'Even 20,000 COVID-19 Deaths Don't Justify Crippling Economy, Endangering Crores of Daily-Wagers'

  • 4 years ago
Staking a position in the morally complex medical health vs economic health debate, Dr Deepak Natrajan, public health consultant and surgeon tells Karan Thapar that the costs of the current national lockdown in economic and human terms may outweigh the human cost of COVID-19 even at China's levels of mortality. One can extrapolate from Chinese coronavirus statistics to estimate the number of people who are likely to be infected in India and the number of people who may die. China, as he put it, is a country comparable in size and scale as well as density of population. However, China’s health care facilities are far superior. Dr Natarajan said in China around 82,000 people had been infected which is 0.005 % of the population. Of that number 3,300 died. If you multiply those figures by a factor of 3, to account for the fact that India’s health care is nowhere near as good, some 250,000 people could be infected in India and up to 10 or 12,000 could die. This is Dr Natrajan’s “projection” for the next six months. These numbers, Dr Natarajan said, do not justify a prolonged lockdown which will cripple the economy and severely affect both the rural and urban poor, some of whom will not just face serious hunger and loss of livelihoods but die. “Even 20,000 Coronavirus deaths do not justify crippling the economy and endangering hundreds of millions of daily-wagers and rural landless labourers.”
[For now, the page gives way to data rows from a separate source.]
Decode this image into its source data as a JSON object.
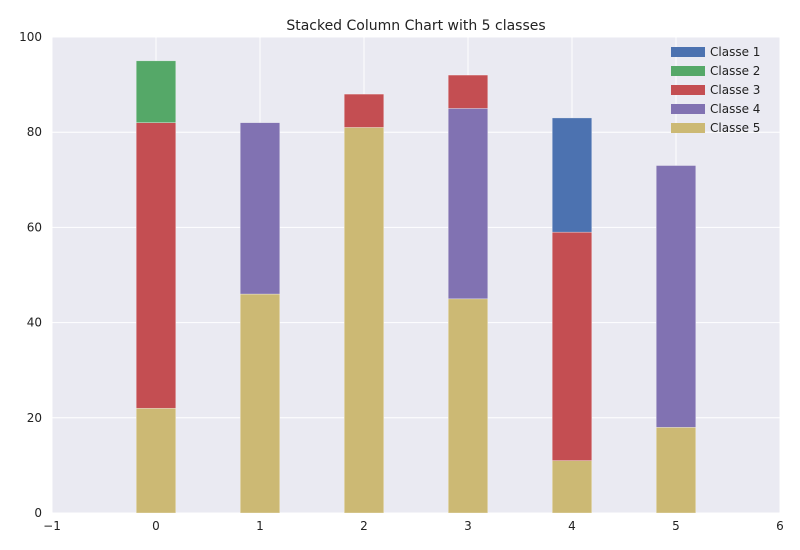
{
  "chart_data": {
    "type": "bar",
    "stacked": true,
    "title": "Stacked Column Chart with 5 classes",
    "xlabel": "",
    "ylabel": "",
    "categories": [
      0,
      1,
      2,
      3,
      4,
      5
    ],
    "xlim": [
      -1,
      6
    ],
    "ylim": [
      0,
      100
    ],
    "xticks": [
      -1,
      0,
      1,
      2,
      3,
      4,
      5,
      6
    ],
    "yticks": [
      0,
      20,
      40,
      60,
      80,
      100
    ],
    "bar_width": 0.38,
    "grid": true,
    "legend_position": "top-right",
    "series": [
      {
        "name": "Classe 5",
        "color": "#ccb974",
        "values": [
          22,
          46,
          81,
          45,
          11,
          18
        ]
      },
      {
        "name": "Classe 4",
        "color": "#8172b2",
        "values": [
          0,
          36,
          0,
          40,
          0,
          55
        ]
      },
      {
        "name": "Classe 3",
        "color": "#c44e52",
        "values": [
          60,
          0,
          7,
          7,
          48,
          0
        ]
      },
      {
        "name": "Classe 2",
        "color": "#55a868",
        "values": [
          13,
          0,
          0,
          0,
          0,
          0
        ]
      },
      {
        "name": "Classe 1",
        "color": "#4c72b0",
        "values": [
          0,
          0,
          0,
          0,
          24,
          0
        ]
      }
    ],
    "legend_order": [
      "Classe 1",
      "Classe 2",
      "Classe 3",
      "Classe 4",
      "Classe 5"
    ],
    "background_color": "#eaeaf2",
    "grid_color": "#ffffff"
  }
}
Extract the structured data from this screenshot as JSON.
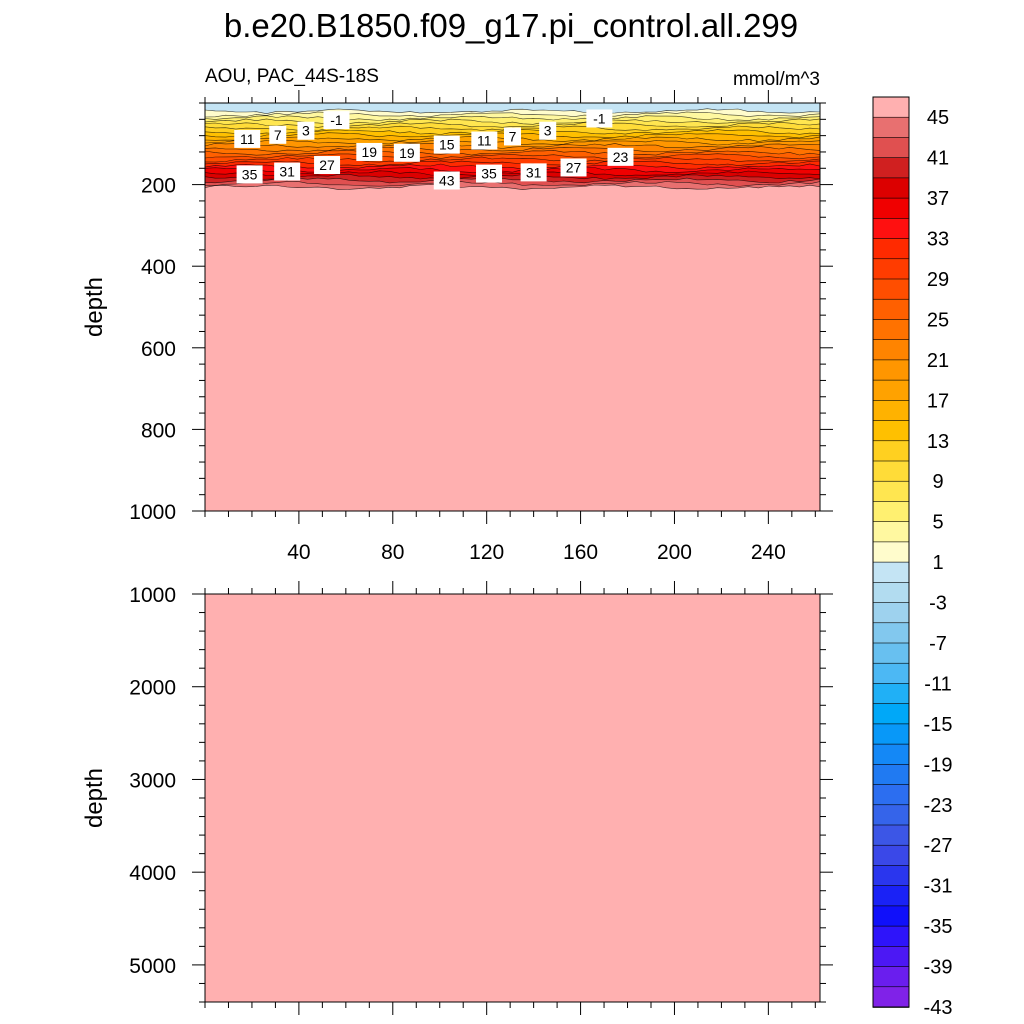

Dr Natarajan told The Wire that the medical health vs economic health debate is undoubtedly morally difficult but it is essential for a democracy to have so that people are fully aware of the arguments on both sides and thus in a better position to support whatever decision the government takes.

Dr Natarajan said that if the govt feels an extension of the lockdown is necessary it should not be a total national lockdown but specific and targeted on high-risk groups like the aged or the very young.

Dr Natarajan told The Wire India must step up it's testing. It’s not advisable to leave 70 per cent of your testing capacity unused. It’s only when the widest possible testing is done that you can be confident of the spread or containment of the virus.

Dr Natarajan specifically disagreed with the view of Prof Gangakhedkar of ICMR, expressed on Saturday, that random testing is not necessary.